The Government Records Section has developed and is in the process of expanding a set of social media appraisal criteria and an accompanying workflow to identify social media of enduring value. This is particularly important for social media accounts that cannot be captured via Archive-It (i.e., X (Twitter), Facebook) because our account with the platform for social media capture, ArchiveSocial, has limited storage space. In general, the criteria follow the guidance provided in the Functional Schedule “Overview” document’s section titled “Historical Value.” 

A list of records analysts and the agencies they work with is available on the State Archives of North Caroline website.
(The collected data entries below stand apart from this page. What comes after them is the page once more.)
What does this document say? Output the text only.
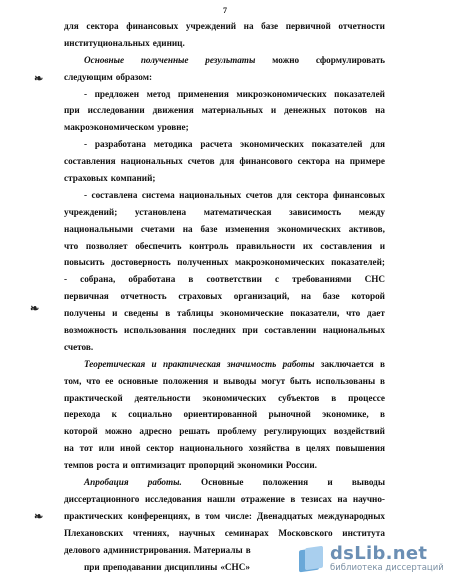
7
для сектора финансовых учреждений на базе первичной отчетности
институциональных единиц.
Основные полученные результаты можно сформулировать
следующим образом:
- предложен метод применения микроэкономических показателей
при исследовании движения материальных и денежных потоков на
макроэкономическом уровне;
- разработана методика расчета экономических показателей для
составления национальных счетов для финансового сектора на примере
страховых компаний;
- составлена система национальных счетов для сектора финансовых
учреждений; установлена математическая зависимость между
национальными счетами на базе изменения экономических активов,
что позволяет обеспечить контроль правильности их составления и
повысить достоверность полученных макроэкономических показателей;
- собрана, обработана в соответствии с требованиями СНС
первичная отчетность страховых организаций, на базе которой
получены и сведены в таблицы экономические показатели, что дает
возможность использования последних при составлении национальных
счетов.
Теоретическая и практическая значимость работы заключается в
том, что ее основные положения и выводы могут быть использованы в
практической деятельности экономических субъектов в процессе
перехода к социально ориентированной рыночной экономике, в
которой можно адресно решать проблему регулирующих воздействий
на тот или иной сектор национального хозяйства в целях повышения
темпов роста и оптимизацит пропорций экономики России.
Апробация работы. Основные положения и выводы
диссертационного исследования нашли отражение в тезисах на научно-
практических конференциях, в том числе: Двенадцатых международных
Плехановских чтениях, научных семинарах Московского института
делового администрирования. Материалы в
при преподавании дисциплины «СНС»
❧
❧
❧
dsLib.net
библиотека диссертаций
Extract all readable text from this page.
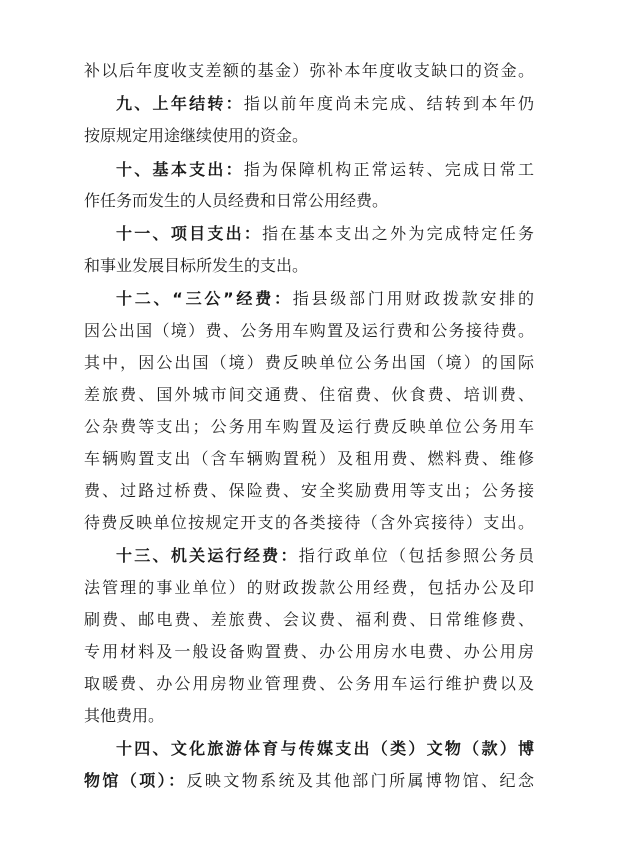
补以后年度收支差额的基金）弥补本年度收支缺口的资金。
九、上年结转：指以前年度尚未完成、结转到本年仍
按原规定用途继续使用的资金。
十、基本支出：指为保障机构正常运转、完成日常工
作任务而发生的人员经费和日常公用经费。
十一、项目支出：指在基本支出之外为完成特定任务
和事业发展目标所发生的支出。
十二、“三公”经费：指县级部门用财政拨款安排的
因公出国（境）费、公务用车购置及运行费和公务接待费。
其中，因公出国（境）费反映单位公务出国（境）的国际
差旅费、国外城市间交通费、住宿费、伙食费、培训费、
公杂费等支出；公务用车购置及运行费反映单位公务用车
车辆购置支出（含车辆购置税）及租用费、燃料费、维修
费、过路过桥费、保险费、安全奖励费用等支出；公务接
待费反映单位按规定开支的各类接待（含外宾接待）支出。
十三、机关运行经费：指行政单位（包括参照公务员
法管理的事业单位）的财政拨款公用经费，包括办公及印
刷费、邮电费、差旅费、会议费、福利费、日常维修费、
专用材料及一般设备购置费、办公用房水电费、办公用房
取暖费、办公用房物业管理费、公务用车运行维护费以及
其他费用。
十四、文化旅游体育与传媒支出（类）文物（款）博
物馆（项）：反映文物系统及其他部门所属博物馆、纪念
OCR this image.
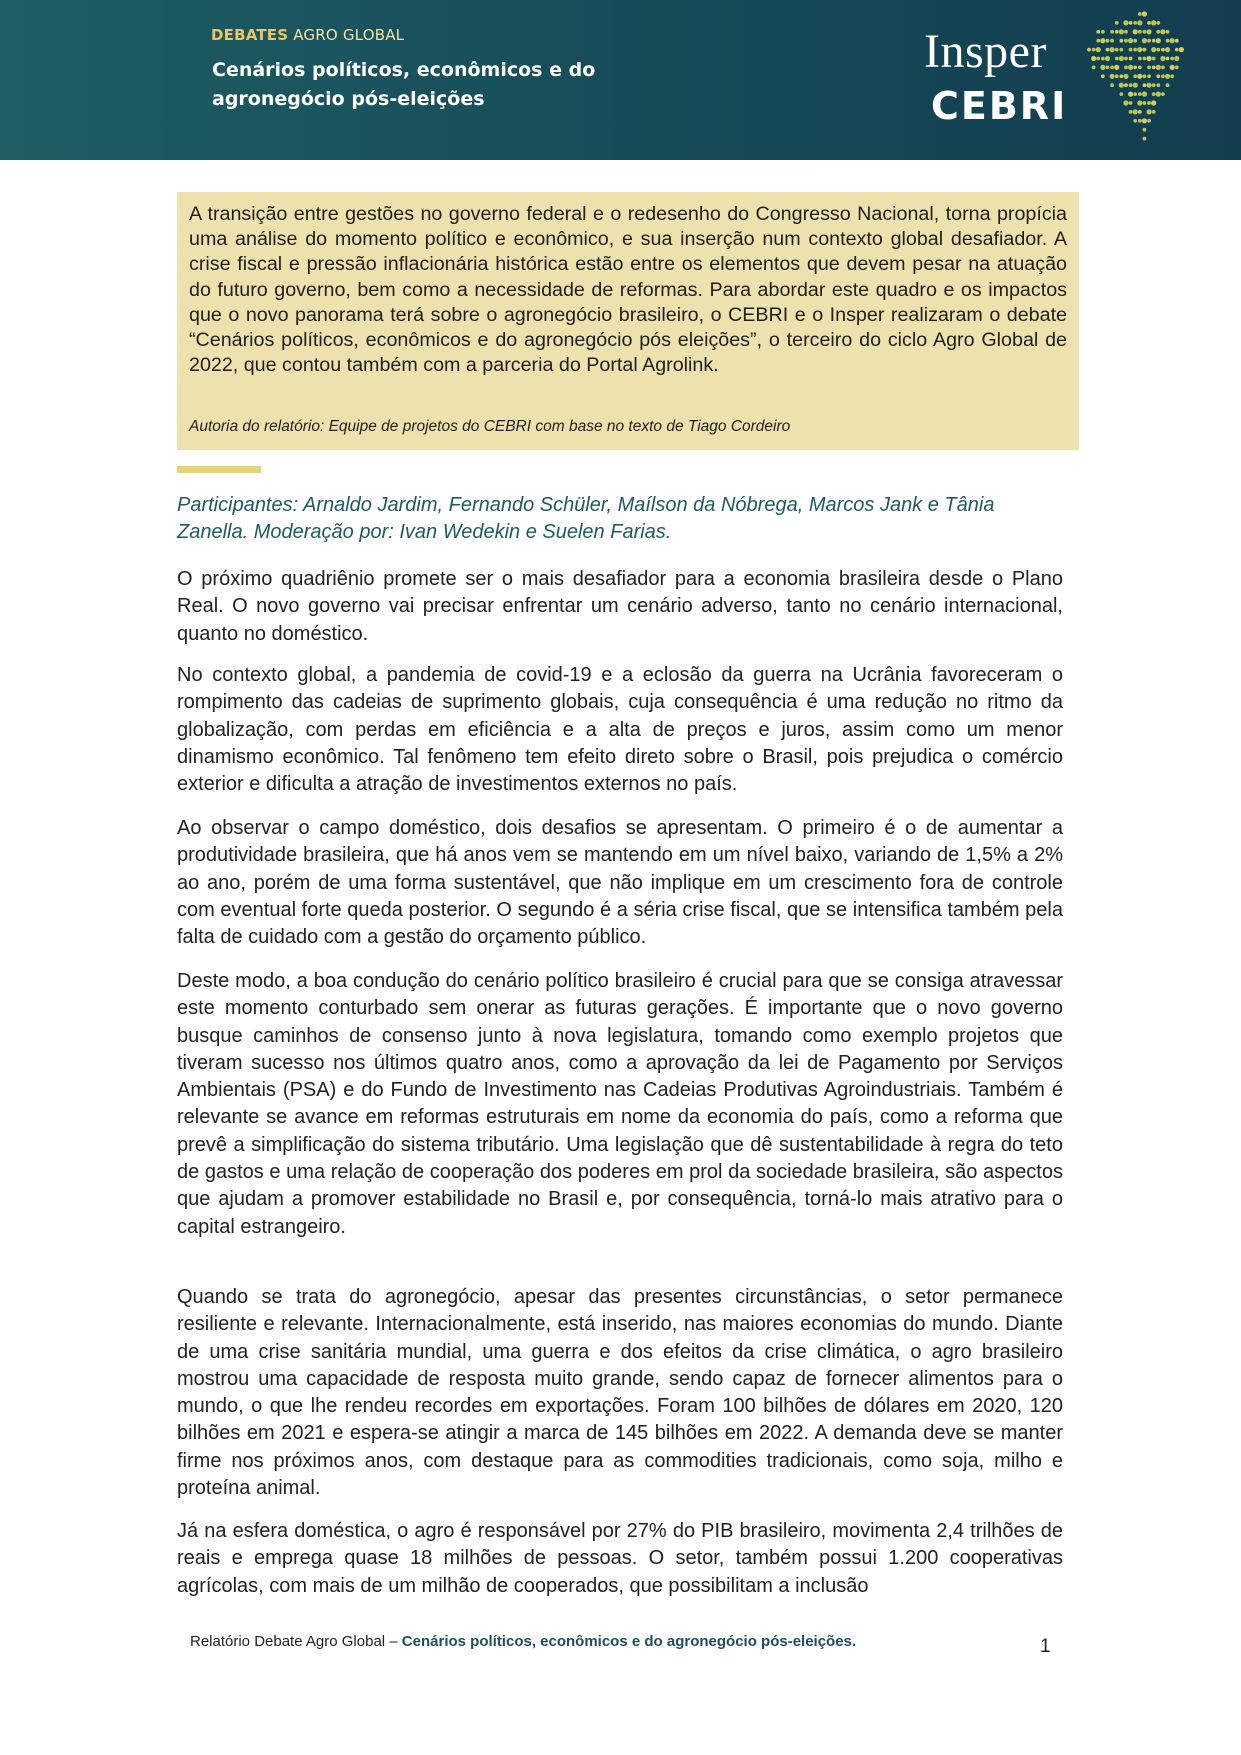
DEBATES AGRO GLOBAL
Cenários políticos, econômicos e do agronegócio pós-eleições
Insper
CEBRI

A transição entre gestões no governo federal e o redesenho do Congresso Nacional, torna propícia uma análise do momento político e econômico, e sua inserção num contexto global desafiador. A crise fiscal e pressão inflacionária histórica estão entre os elementos que devem pesar na atuação do futuro governo, bem como a necessidade de reformas. Para abordar este quadro e os impactos que o novo panorama terá sobre o agronegócio brasileiro, o CEBRI e o Insper realizaram o debate “Cenários políticos, econômicos e do agronegócio pós eleições”, o terceiro do ciclo Agro Global de 2022, que contou também com a parceria do Portal Agrolink.

Autoria do relatório: Equipe de projetos do CEBRI com base no texto de Tiago Cordeiro

Participantes: Arnaldo Jardim, Fernando Schüler, Maílson da Nóbrega, Marcos Jank e Tânia Zanella. Moderação por: Ivan Wedekin e Suelen Farias.

O próximo quadriênio promete ser o mais desafiador para a economia brasileira desde o Plano Real. O novo governo vai precisar enfrentar um cenário adverso, tanto no cenário internacional, quanto no doméstico.

No contexto global, a pandemia de covid-19 e a eclosão da guerra na Ucrânia favoreceram o rompimento das cadeias de suprimento globais, cuja consequência é uma redução no ritmo da globalização, com perdas em eficiência e a alta de preços e juros, assim como um menor dinamismo econômico. Tal fenômeno tem efeito direto sobre o Brasil, pois prejudica o comércio exterior e dificulta a atração de investimentos externos no país.

Ao observar o campo doméstico, dois desafios se apresentam. O primeiro é o de aumentar a produtividade brasileira, que há anos vem se mantendo em um nível baixo, variando de 1,5% a 2% ao ano, porém de uma forma sustentável, que não implique em um crescimento fora de controle com eventual forte queda posterior. O segundo é a séria crise fiscal, que se intensifica também pela falta de cuidado com a gestão do orçamento público.

Deste modo, a boa condução do cenário político brasileiro é crucial para que se consiga atravessar este momento conturbado sem onerar as futuras gerações. É importante que o novo governo busque caminhos de consenso junto à nova legislatura, tomando como exemplo projetos que tiveram sucesso nos últimos quatro anos, como a aprovação da lei de Pagamento por Serviços Ambientais (PSA) e do Fundo de Investimento nas Cadeias Produtivas Agroindustriais. Também é relevante se avance em reformas estruturais em nome da economia do país, como a reforma que prevê a simplificação do sistema tributário. Uma legislação que dê sustentabilidade à regra do teto de gastos e uma relação de cooperação dos poderes em prol da sociedade brasileira, são aspectos que ajudam a promover estabilidade no Brasil e, por consequência, torná-lo mais atrativo para o capital estrangeiro.

Quando se trata do agronegócio, apesar das presentes circunstâncias, o setor permanece resiliente e relevante. Internacionalmente, está inserido, nas maiores economias do mundo. Diante de uma crise sanitária mundial, uma guerra e dos efeitos da crise climática, o agro brasileiro mostrou uma capacidade de resposta muito grande, sendo capaz de fornecer alimentos para o mundo, o que lhe rendeu recordes em exportações. Foram 100 bilhões de dólares em 2020, 120 bilhões em 2021 e espera-se atingir a marca de 145 bilhões em 2022. A demanda deve se manter firme nos próximos anos, com destaque para as commodities tradicionais, como soja, milho e proteína animal.

Já na esfera doméstica, o agro é responsável por 27% do PIB brasileiro, movimenta 2,4 trilhões de reais e emprega quase 18 milhões de pessoas. O setor, também possui 1.200 cooperativas agrícolas, com mais de um milhão de cooperados, que possibilitam a inclusão

Relatório Debate Agro Global – Cenários políticos, econômicos e do agronegócio pós-eleições.	1
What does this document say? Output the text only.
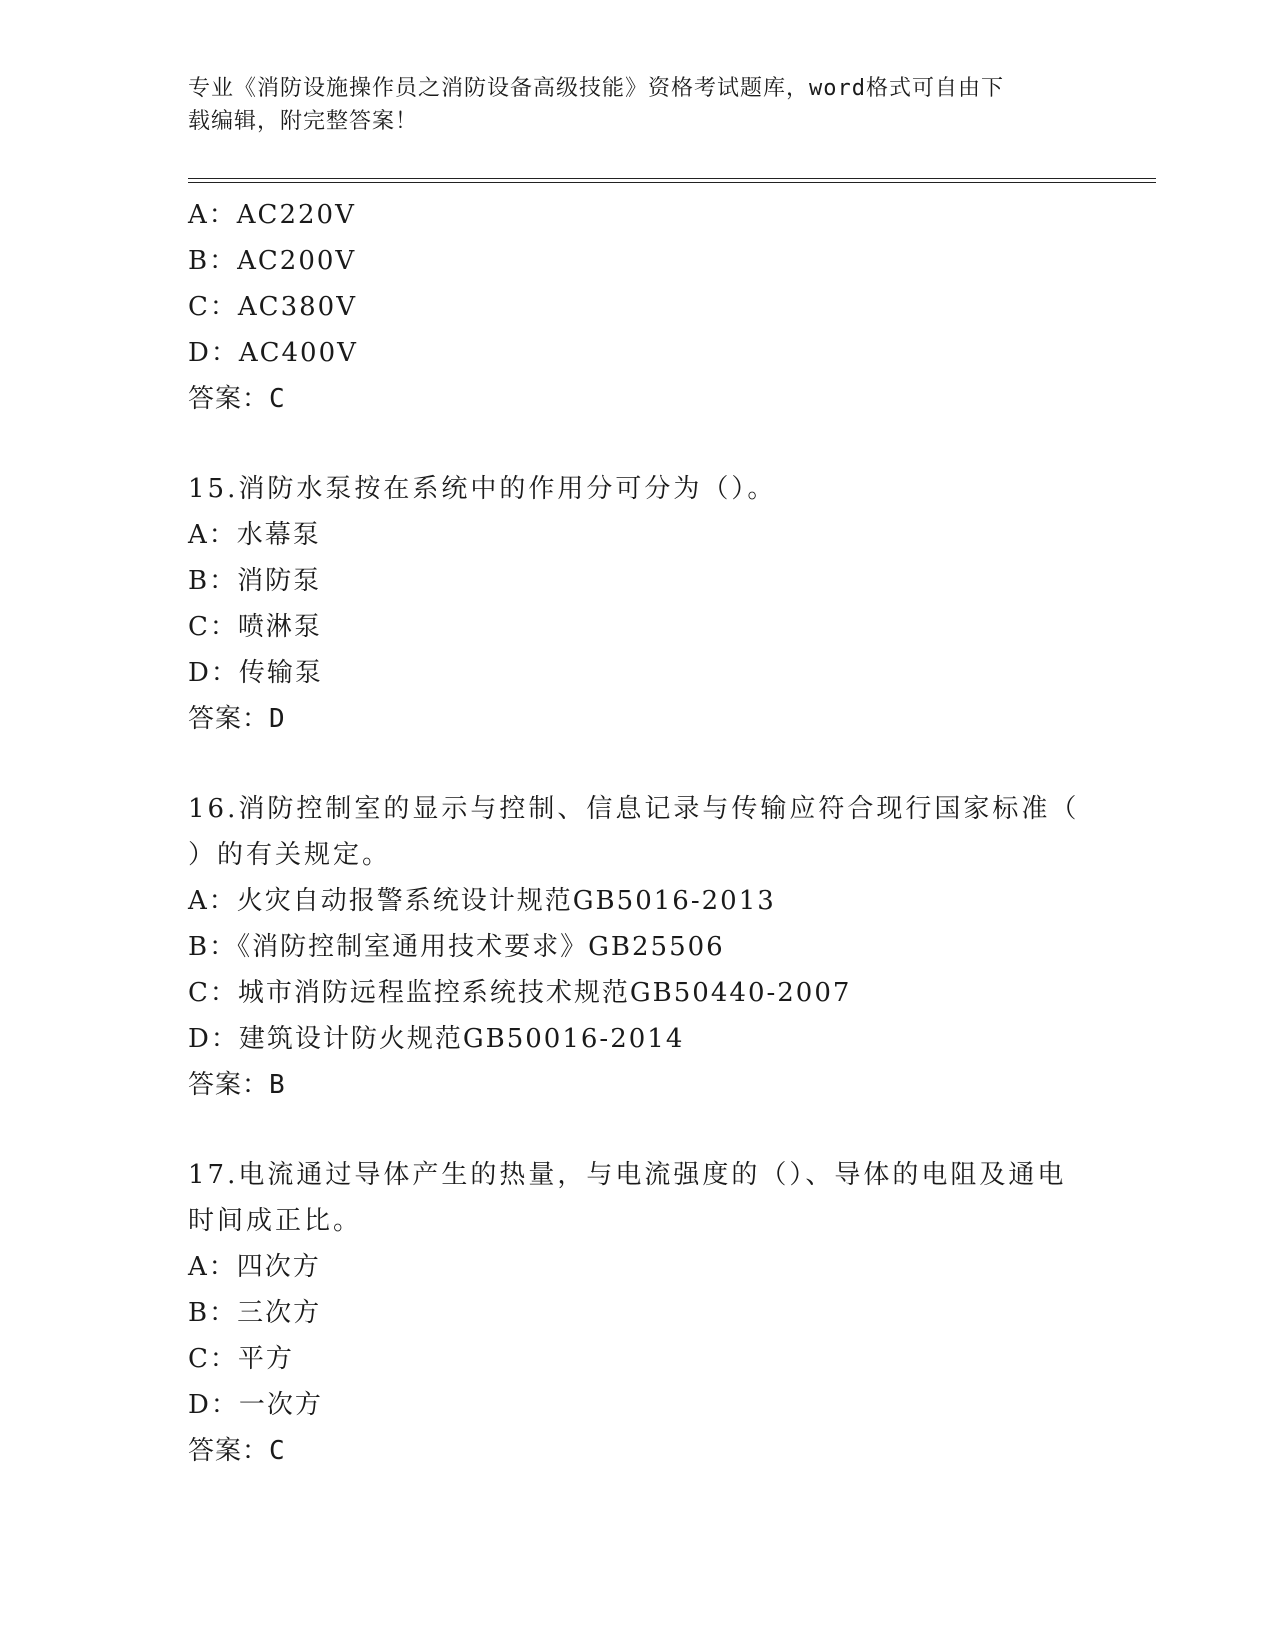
专业《消防设施操作员之消防设备高级技能》资格考试题库，word格式可自由下
载编辑，附完整答案！
A：AC220V
B：AC200V
C：AC380V
D：AC400V
答案：C
15.消防水泵按在系统中的作用分可分为（）。
A：水幕泵
B：消防泵
C：喷淋泵
D：传输泵
答案：D
16.消防控制室的显示与控制、信息记录与传输应符合现行国家标准（
）的有关规定。
A：火灾自动报警系统设计规范GB5016-2013
B：《消防控制室通用技术要求》GB25506
C：城市消防远程监控系统技术规范GB50440-2007
D：建筑设计防火规范GB50016-2014
答案：B
17.电流通过导体产生的热量，与电流强度的（）、导体的电阻及通电
时间成正比。
A：四次方
B：三次方
C：平方
D：一次方
答案：C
Likely because your accounts are being archived through ArchiveSocial and something has changed, either your password(s) and/or the person managing your accounts. Changes like that can break ArchiveSocial's access to the backend of your accounts where archiving happens, meaning the accounts are no longer being archived. In those cases, someone from the State Archives will attempt to contact the person listed as managing your accounts. If we don't hear back from them, we will attempt to contact the Chief Records Officer (CRO) for the agency to update that information. If we do not hear back from the agency within two months, we will make the account inactive to free up space for collecting accounts that we do have access to archive. The previously archived information for the accounts will still remain in the archives. If we have open space to offer, accounts can be reconnected at a later date.